In 2011, Tony moved to St. Louis and enrolled in St. Louis Community College’s Engineering Science program. Obtaining an engineering degree seemed like the natural choice for Tony. While his physical capabilities were limited as a result of back injuries during his service, Tony realized he wanted to further his education and gain the administrative skills needed to be successful in a civilian entry-level position.
Tony heard about MERS/Goodwill’s skills training programs from other Veterans in the community and decided to enroll in the 26-week Office Computer and Administrative Skills Training (Office CAST) Program. The Office CAST Program equips individuals with entry-level office skills, including typing and data entry, clerical applications, personal computer operations, Windows operating systems and word processing applications.

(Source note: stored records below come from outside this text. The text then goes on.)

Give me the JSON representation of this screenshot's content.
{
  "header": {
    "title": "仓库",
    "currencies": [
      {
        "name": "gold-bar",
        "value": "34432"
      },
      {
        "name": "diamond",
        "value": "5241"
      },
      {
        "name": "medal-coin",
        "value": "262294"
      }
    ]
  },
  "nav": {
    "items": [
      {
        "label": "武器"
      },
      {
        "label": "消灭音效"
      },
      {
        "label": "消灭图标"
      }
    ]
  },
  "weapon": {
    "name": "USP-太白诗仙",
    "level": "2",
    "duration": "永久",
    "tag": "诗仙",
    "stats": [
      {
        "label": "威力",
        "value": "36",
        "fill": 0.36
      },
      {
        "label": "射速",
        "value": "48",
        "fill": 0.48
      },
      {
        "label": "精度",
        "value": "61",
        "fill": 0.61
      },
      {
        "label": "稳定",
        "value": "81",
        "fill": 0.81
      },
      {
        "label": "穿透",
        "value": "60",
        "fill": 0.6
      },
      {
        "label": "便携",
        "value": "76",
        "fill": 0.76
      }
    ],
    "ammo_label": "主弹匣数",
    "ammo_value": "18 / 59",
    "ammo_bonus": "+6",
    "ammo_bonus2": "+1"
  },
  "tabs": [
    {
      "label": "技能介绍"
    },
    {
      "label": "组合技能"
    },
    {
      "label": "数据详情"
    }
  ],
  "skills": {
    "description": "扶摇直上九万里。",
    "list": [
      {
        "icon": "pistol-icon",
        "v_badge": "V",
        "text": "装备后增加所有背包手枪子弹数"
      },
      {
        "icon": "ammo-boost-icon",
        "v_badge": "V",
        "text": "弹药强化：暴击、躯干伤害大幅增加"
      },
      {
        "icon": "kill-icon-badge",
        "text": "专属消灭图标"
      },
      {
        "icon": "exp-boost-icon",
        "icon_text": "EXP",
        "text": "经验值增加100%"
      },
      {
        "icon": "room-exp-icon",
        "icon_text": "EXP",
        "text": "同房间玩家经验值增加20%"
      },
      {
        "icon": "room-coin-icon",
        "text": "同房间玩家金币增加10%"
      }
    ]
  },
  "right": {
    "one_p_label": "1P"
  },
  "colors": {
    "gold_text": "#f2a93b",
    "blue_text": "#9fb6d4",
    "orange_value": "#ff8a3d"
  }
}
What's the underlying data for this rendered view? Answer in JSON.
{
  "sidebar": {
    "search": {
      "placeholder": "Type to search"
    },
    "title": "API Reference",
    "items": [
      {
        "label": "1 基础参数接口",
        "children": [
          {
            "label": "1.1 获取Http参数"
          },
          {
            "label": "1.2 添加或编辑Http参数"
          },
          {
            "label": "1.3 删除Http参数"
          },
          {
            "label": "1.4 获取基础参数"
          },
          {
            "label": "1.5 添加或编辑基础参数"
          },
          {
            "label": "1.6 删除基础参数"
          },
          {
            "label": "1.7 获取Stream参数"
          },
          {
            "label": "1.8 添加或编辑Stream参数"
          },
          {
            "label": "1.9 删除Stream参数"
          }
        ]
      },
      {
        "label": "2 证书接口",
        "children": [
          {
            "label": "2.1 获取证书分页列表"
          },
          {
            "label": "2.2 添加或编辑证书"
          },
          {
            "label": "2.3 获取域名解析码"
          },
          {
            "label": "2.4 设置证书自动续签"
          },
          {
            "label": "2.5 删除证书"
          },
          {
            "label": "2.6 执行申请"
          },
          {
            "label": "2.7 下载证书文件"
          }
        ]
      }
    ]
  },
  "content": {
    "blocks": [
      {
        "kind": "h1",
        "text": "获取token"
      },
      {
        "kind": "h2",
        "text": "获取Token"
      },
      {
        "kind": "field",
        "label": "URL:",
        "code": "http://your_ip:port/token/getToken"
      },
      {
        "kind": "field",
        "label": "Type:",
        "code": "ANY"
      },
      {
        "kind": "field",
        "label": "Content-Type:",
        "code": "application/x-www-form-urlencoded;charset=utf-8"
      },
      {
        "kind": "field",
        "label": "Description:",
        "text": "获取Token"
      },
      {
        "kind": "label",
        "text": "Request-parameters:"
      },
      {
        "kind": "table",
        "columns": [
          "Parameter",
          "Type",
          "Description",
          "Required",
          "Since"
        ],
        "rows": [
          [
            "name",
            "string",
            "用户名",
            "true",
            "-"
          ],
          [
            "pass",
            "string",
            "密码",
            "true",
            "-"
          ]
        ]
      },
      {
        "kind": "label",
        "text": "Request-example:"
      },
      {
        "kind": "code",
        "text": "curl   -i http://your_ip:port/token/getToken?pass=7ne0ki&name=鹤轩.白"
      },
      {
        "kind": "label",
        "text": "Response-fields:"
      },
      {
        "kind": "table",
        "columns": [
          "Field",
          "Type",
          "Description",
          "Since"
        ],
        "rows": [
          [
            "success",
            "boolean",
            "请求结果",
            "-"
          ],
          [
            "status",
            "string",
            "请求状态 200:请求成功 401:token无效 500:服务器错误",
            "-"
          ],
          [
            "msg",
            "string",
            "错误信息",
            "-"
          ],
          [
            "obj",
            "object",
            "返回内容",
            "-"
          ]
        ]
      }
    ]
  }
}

There, Tony assumed a natural leadership role, connecting with fellow Veterans in the course as well as at-risk youth. Bertha Vinson, Instructor for Office CAST, took note: “Tony would coach the youth about being professional, showing them how to dress, what to say and not say. One day, Tony had organized for everyone in the class to come in dressed professionally; that’s something I’ll never forget.”

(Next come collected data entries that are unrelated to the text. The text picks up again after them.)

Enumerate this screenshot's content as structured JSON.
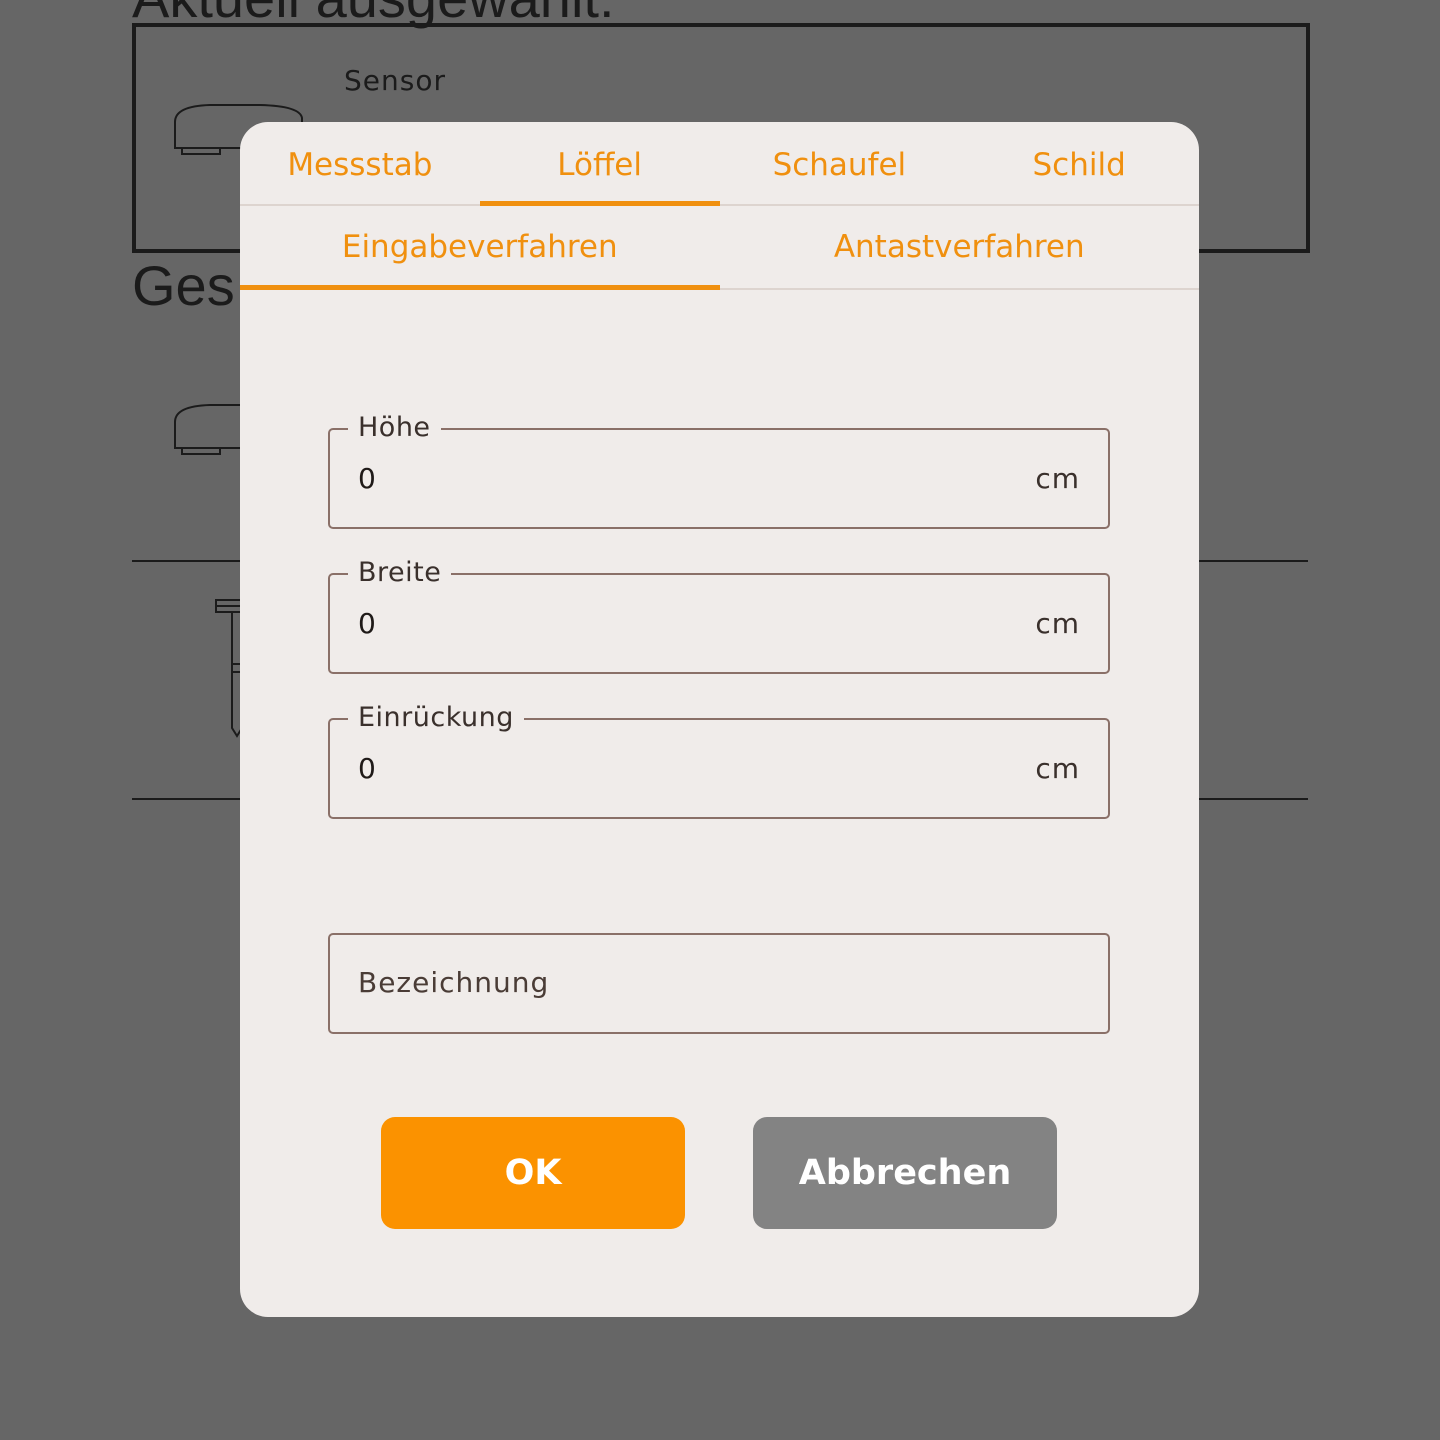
{
  "background": {
    "heading_top": "Aktuell ausgewählt:",
    "selected_item_label": "Sensor",
    "heading_second": "Ges"
  },
  "dialog": {
    "tabs": [
      {
        "label": "Messstab",
        "active": false
      },
      {
        "label": "Löffel",
        "active": true
      },
      {
        "label": "Schaufel",
        "active": false
      },
      {
        "label": "Schild",
        "active": false
      }
    ],
    "subtabs": [
      {
        "label": "Eingabeverfahren",
        "active": true
      },
      {
        "label": "Antastverfahren",
        "active": false
      }
    ],
    "fields": {
      "height": {
        "label": "Höhe",
        "value": "0",
        "unit": "cm"
      },
      "width": {
        "label": "Breite",
        "value": "0",
        "unit": "cm"
      },
      "indent": {
        "label": "Einrückung",
        "value": "0",
        "unit": "cm"
      }
    },
    "name_field": {
      "placeholder": "Bezeichnung"
    },
    "buttons": {
      "ok": "OK",
      "cancel": "Abbrechen"
    }
  },
  "colors": {
    "accent": "#f0900f",
    "ok_button": "#fb9200",
    "cancel_button": "#838383",
    "dialog_background": "#f0ecea",
    "overlay": "#666666"
  }
}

When Tony’s Office CAST course was coming to an end, Bertha recommended he apply for an open position as a Retention Specialist with MERS/Goodwill. “Tony is a good mentor and has a gift of keeping unity among groups,” added Vinson. “His ability to build trust is a rare quality that underserved individuals truly need.”

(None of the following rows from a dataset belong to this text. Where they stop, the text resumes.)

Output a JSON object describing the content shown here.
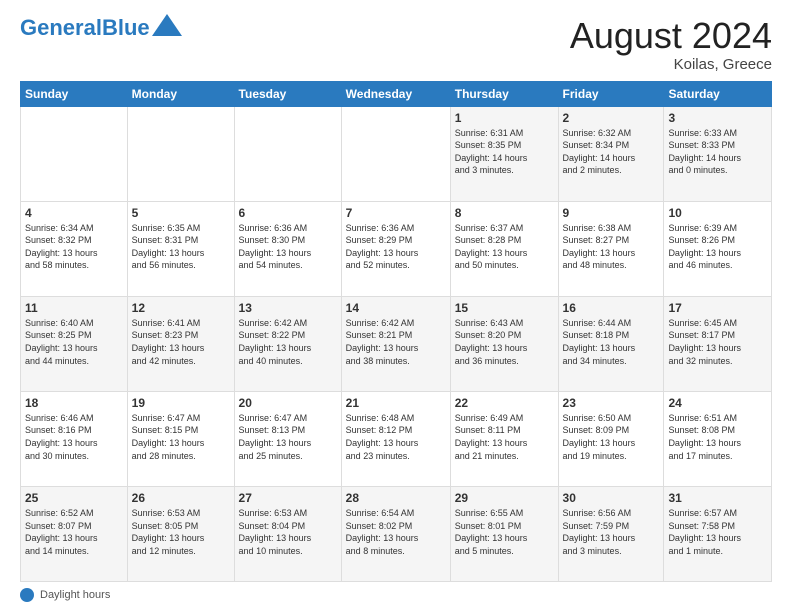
{
  "header": {
    "logo_line1": "General",
    "logo_line2": "Blue",
    "month_year": "August 2024",
    "location": "Koilas, Greece"
  },
  "footer": {
    "daylight_label": "Daylight hours"
  },
  "days_of_week": [
    "Sunday",
    "Monday",
    "Tuesday",
    "Wednesday",
    "Thursday",
    "Friday",
    "Saturday"
  ],
  "weeks": [
    [
      {
        "day": "",
        "info": ""
      },
      {
        "day": "",
        "info": ""
      },
      {
        "day": "",
        "info": ""
      },
      {
        "day": "",
        "info": ""
      },
      {
        "day": "1",
        "info": "Sunrise: 6:31 AM\nSunset: 8:35 PM\nDaylight: 14 hours\nand 3 minutes."
      },
      {
        "day": "2",
        "info": "Sunrise: 6:32 AM\nSunset: 8:34 PM\nDaylight: 14 hours\nand 2 minutes."
      },
      {
        "day": "3",
        "info": "Sunrise: 6:33 AM\nSunset: 8:33 PM\nDaylight: 14 hours\nand 0 minutes."
      }
    ],
    [
      {
        "day": "4",
        "info": "Sunrise: 6:34 AM\nSunset: 8:32 PM\nDaylight: 13 hours\nand 58 minutes."
      },
      {
        "day": "5",
        "info": "Sunrise: 6:35 AM\nSunset: 8:31 PM\nDaylight: 13 hours\nand 56 minutes."
      },
      {
        "day": "6",
        "info": "Sunrise: 6:36 AM\nSunset: 8:30 PM\nDaylight: 13 hours\nand 54 minutes."
      },
      {
        "day": "7",
        "info": "Sunrise: 6:36 AM\nSunset: 8:29 PM\nDaylight: 13 hours\nand 52 minutes."
      },
      {
        "day": "8",
        "info": "Sunrise: 6:37 AM\nSunset: 8:28 PM\nDaylight: 13 hours\nand 50 minutes."
      },
      {
        "day": "9",
        "info": "Sunrise: 6:38 AM\nSunset: 8:27 PM\nDaylight: 13 hours\nand 48 minutes."
      },
      {
        "day": "10",
        "info": "Sunrise: 6:39 AM\nSunset: 8:26 PM\nDaylight: 13 hours\nand 46 minutes."
      }
    ],
    [
      {
        "day": "11",
        "info": "Sunrise: 6:40 AM\nSunset: 8:25 PM\nDaylight: 13 hours\nand 44 minutes."
      },
      {
        "day": "12",
        "info": "Sunrise: 6:41 AM\nSunset: 8:23 PM\nDaylight: 13 hours\nand 42 minutes."
      },
      {
        "day": "13",
        "info": "Sunrise: 6:42 AM\nSunset: 8:22 PM\nDaylight: 13 hours\nand 40 minutes."
      },
      {
        "day": "14",
        "info": "Sunrise: 6:42 AM\nSunset: 8:21 PM\nDaylight: 13 hours\nand 38 minutes."
      },
      {
        "day": "15",
        "info": "Sunrise: 6:43 AM\nSunset: 8:20 PM\nDaylight: 13 hours\nand 36 minutes."
      },
      {
        "day": "16",
        "info": "Sunrise: 6:44 AM\nSunset: 8:18 PM\nDaylight: 13 hours\nand 34 minutes."
      },
      {
        "day": "17",
        "info": "Sunrise: 6:45 AM\nSunset: 8:17 PM\nDaylight: 13 hours\nand 32 minutes."
      }
    ],
    [
      {
        "day": "18",
        "info": "Sunrise: 6:46 AM\nSunset: 8:16 PM\nDaylight: 13 hours\nand 30 minutes."
      },
      {
        "day": "19",
        "info": "Sunrise: 6:47 AM\nSunset: 8:15 PM\nDaylight: 13 hours\nand 28 minutes."
      },
      {
        "day": "20",
        "info": "Sunrise: 6:47 AM\nSunset: 8:13 PM\nDaylight: 13 hours\nand 25 minutes."
      },
      {
        "day": "21",
        "info": "Sunrise: 6:48 AM\nSunset: 8:12 PM\nDaylight: 13 hours\nand 23 minutes."
      },
      {
        "day": "22",
        "info": "Sunrise: 6:49 AM\nSunset: 8:11 PM\nDaylight: 13 hours\nand 21 minutes."
      },
      {
        "day": "23",
        "info": "Sunrise: 6:50 AM\nSunset: 8:09 PM\nDaylight: 13 hours\nand 19 minutes."
      },
      {
        "day": "24",
        "info": "Sunrise: 6:51 AM\nSunset: 8:08 PM\nDaylight: 13 hours\nand 17 minutes."
      }
    ],
    [
      {
        "day": "25",
        "info": "Sunrise: 6:52 AM\nSunset: 8:07 PM\nDaylight: 13 hours\nand 14 minutes."
      },
      {
        "day": "26",
        "info": "Sunrise: 6:53 AM\nSunset: 8:05 PM\nDaylight: 13 hours\nand 12 minutes."
      },
      {
        "day": "27",
        "info": "Sunrise: 6:53 AM\nSunset: 8:04 PM\nDaylight: 13 hours\nand 10 minutes."
      },
      {
        "day": "28",
        "info": "Sunrise: 6:54 AM\nSunset: 8:02 PM\nDaylight: 13 hours\nand 8 minutes."
      },
      {
        "day": "29",
        "info": "Sunrise: 6:55 AM\nSunset: 8:01 PM\nDaylight: 13 hours\nand 5 minutes."
      },
      {
        "day": "30",
        "info": "Sunrise: 6:56 AM\nSunset: 7:59 PM\nDaylight: 13 hours\nand 3 minutes."
      },
      {
        "day": "31",
        "info": "Sunrise: 6:57 AM\nSunset: 7:58 PM\nDaylight: 13 hours\nand 1 minute."
      }
    ]
  ]
}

Just a few months later, Tony got the job. Still enrolled in the engineering program at STLCC, Tony’s passion for helping others only grew stronger. He decided to switch his focus to Human Resources. “Tony is an incredible person,” said Ben Williams. “When he walks in a room, everyone stops to say, ‘hello.’ Tony creates this space where everyone is equal, regardless of their disability or barriers.”
“Sometimes, individuals may not have a support system in their personal lives to encourage them to do their best,” added Ben. “Tony fills this gap by demonstrating how to do a job and, perhaps more importantly, continually reminding others that they have the ability to do it.”
At any given time, Tony works with up to 25 individuals with disabilities to help them set both personal and career-focused goals in order to be successful in a job setting. When a consumer struggles with aspects of his or her job, Tony is the diplomatic advocate that works with a supervisor or employer to modify job requirements when needed so that the client can continue working effectively for their employer, and for themselves.
“I get to help people who really need the support to cope and survive by building a sense of independence in each and every client,” said Tony. “As a retired Veteran, this is the best job in the world.”